Scharfe Kritik übt der Verfassungsgerichtshof in seinem Tätigkeitsbericht 1998 an der steigenden Zahl von so genannten Kollegialbehörden mit richterlichem Einschlag. Sowohl Ausmaß als auch Gewicht dieser Kollegialbehörden hätten sich der Grenze des verfassungsrechtlich Zulässigen so weit genähert, dass weitere Einrichtungen bzw. Kompetenzausweitungen "einer besonderen Rechtfertigung durch gewichtige Gründe" bedürften, sagen die Verfassungshüter. Der VfGH sieht das Problem insbesondere darin, dass solche Behörden zwar wesentliche Staatsaufgaben übernehmen, die Besorgung dieser Aufgaben aber der Kontrolle durch den Verwaltungsgerichtshof und der parlamentarischen Kontrolle entzogen ist.
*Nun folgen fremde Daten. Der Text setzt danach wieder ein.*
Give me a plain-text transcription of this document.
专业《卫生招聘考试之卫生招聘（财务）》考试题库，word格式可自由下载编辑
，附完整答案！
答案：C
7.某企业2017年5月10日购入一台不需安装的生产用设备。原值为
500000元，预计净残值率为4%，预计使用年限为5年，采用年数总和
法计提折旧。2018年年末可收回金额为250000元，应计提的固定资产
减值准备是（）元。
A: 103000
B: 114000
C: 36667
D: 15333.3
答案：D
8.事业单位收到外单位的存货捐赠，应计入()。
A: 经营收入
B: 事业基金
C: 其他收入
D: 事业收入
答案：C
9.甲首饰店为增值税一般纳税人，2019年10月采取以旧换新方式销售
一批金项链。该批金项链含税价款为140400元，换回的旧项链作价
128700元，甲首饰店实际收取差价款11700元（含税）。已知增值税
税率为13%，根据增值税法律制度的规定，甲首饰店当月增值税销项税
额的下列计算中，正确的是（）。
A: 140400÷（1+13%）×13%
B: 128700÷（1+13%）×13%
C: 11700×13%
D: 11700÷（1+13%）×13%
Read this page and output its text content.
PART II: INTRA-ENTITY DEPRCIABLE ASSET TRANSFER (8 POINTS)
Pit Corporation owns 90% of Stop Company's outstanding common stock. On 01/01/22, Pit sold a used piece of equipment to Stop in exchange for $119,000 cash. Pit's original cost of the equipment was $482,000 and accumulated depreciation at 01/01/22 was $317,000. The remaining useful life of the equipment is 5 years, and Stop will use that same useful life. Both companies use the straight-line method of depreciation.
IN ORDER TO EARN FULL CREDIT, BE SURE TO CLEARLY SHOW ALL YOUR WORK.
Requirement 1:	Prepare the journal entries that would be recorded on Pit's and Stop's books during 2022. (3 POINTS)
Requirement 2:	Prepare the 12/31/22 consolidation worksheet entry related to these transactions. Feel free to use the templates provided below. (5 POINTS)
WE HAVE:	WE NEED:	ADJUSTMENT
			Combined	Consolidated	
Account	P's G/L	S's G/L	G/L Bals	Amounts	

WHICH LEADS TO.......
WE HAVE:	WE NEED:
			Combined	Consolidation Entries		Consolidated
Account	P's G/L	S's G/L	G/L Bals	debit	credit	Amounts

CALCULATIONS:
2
Zum Thema "einstweilige Verfügung/Staatshaftung" merkt der VfGH an, dass Regeln des EU-Rechts die Erlassung einstweiliger Verfügungen erforderlich machen könnten, dem Gerichtshof jedoch nur das Instrument der Gewährung der aufschiebenden Wirkung in Verfahren nach Art. 144 B-VG zur Verfügung stehe. Für Normenkontrollverfahren gibt es keine entsprechende Bestimmung. Zwar vertritt der VfGH die Ansicht, dass das Gemeinschaftsrecht selbst eine ausreichende Basis für die Erlassung einstweiliger Verfügungen böte, er wünscht sich dennoch eine ausdrückliche innerstaatliche gesetzliche Regelung. Schließlich weist der Verfassungsgerichtshof auf Gefahren hin, die seiner Funktionsfähigkeit durch Massenverfahren erwachsen können.